Figure 1.4 Units of analysis and making generalizations
Keeping your units of analysis comparable also applies to arguments made in the opposite direction – generalizing individual processes to group processes.This problem is known as the atomistic fallacy (or individualist fallacy). People make this mistake when they take results from individual-level data and apply them to groups, where the context may be very different. We may find, for example, that being an immigrant is associated with an increased risk of mental health problems. A policy solution, however, of creating mental health programmes for all immigrants may be misguided, if contextual variables (at the group level) are not taken into account. It may be that immigrants in large cities have better mental health than immigrants in small communities (where they may be isolated) (Courgeau, 2003). If we simply take individual-level characteristics and apply them to groups, failing to take contexts into consideration, we may come to conclusions based upon flawed logic.

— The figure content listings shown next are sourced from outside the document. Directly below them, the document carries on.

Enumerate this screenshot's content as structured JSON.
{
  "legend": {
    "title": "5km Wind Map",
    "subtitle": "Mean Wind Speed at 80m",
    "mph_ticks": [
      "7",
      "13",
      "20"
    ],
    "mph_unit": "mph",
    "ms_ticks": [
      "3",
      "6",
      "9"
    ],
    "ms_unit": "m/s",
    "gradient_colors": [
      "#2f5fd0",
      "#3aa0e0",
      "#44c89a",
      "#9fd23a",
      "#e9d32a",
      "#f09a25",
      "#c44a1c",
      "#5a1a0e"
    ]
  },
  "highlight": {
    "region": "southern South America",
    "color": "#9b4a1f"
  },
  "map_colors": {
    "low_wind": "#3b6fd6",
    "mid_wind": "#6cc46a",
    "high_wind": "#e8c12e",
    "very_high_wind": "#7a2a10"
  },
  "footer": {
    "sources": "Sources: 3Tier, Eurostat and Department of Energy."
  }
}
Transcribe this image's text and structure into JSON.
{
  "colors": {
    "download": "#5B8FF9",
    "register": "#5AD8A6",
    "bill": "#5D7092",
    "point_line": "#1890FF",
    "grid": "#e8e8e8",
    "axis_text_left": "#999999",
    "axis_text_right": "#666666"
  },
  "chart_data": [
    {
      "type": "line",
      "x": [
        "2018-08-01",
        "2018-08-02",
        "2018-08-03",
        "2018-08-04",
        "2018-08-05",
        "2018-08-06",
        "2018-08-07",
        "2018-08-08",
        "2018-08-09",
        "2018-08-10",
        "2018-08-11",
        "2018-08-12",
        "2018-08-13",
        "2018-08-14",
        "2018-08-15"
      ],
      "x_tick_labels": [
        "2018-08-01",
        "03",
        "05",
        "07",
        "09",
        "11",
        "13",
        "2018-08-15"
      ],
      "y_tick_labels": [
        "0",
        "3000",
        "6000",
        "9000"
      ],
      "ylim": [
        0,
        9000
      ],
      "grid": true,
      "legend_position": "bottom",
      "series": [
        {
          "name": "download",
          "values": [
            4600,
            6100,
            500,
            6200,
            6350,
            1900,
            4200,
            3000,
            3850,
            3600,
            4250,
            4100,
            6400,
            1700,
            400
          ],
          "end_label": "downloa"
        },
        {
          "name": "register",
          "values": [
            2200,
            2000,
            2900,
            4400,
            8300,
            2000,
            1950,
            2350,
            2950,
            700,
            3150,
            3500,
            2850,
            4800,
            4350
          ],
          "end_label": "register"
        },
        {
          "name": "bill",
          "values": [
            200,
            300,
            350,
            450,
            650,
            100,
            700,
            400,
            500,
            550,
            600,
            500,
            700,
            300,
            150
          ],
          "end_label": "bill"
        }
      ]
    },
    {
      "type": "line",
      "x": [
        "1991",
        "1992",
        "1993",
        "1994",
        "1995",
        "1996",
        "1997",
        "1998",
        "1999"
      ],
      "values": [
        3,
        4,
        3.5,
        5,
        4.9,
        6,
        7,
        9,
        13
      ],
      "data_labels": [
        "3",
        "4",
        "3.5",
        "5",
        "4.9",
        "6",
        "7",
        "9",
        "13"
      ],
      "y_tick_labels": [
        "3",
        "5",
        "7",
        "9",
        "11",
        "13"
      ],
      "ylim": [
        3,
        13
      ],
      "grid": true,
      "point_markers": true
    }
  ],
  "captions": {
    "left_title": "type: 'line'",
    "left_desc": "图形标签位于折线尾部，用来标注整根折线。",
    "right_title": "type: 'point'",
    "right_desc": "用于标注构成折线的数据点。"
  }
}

Both the ecological and atomistic fallacies are errors that researchers make when they take data at one level and try to make generalizations to another level. As social scientists, we know that individual characteristics (e.g. age, gender, race) and contextual-level variables (e.g. school, neighbourhood, region) are important determinants for many different outcomes of interest. In multilevel modeling, we use both individual and group characteristics and our outcomes can be modeled in ways that illustrate how individual and group characteristics both affect outcomes of interest, and how group characteristics may influence how individual characteristics affect the outcome of interest, given certain contexts.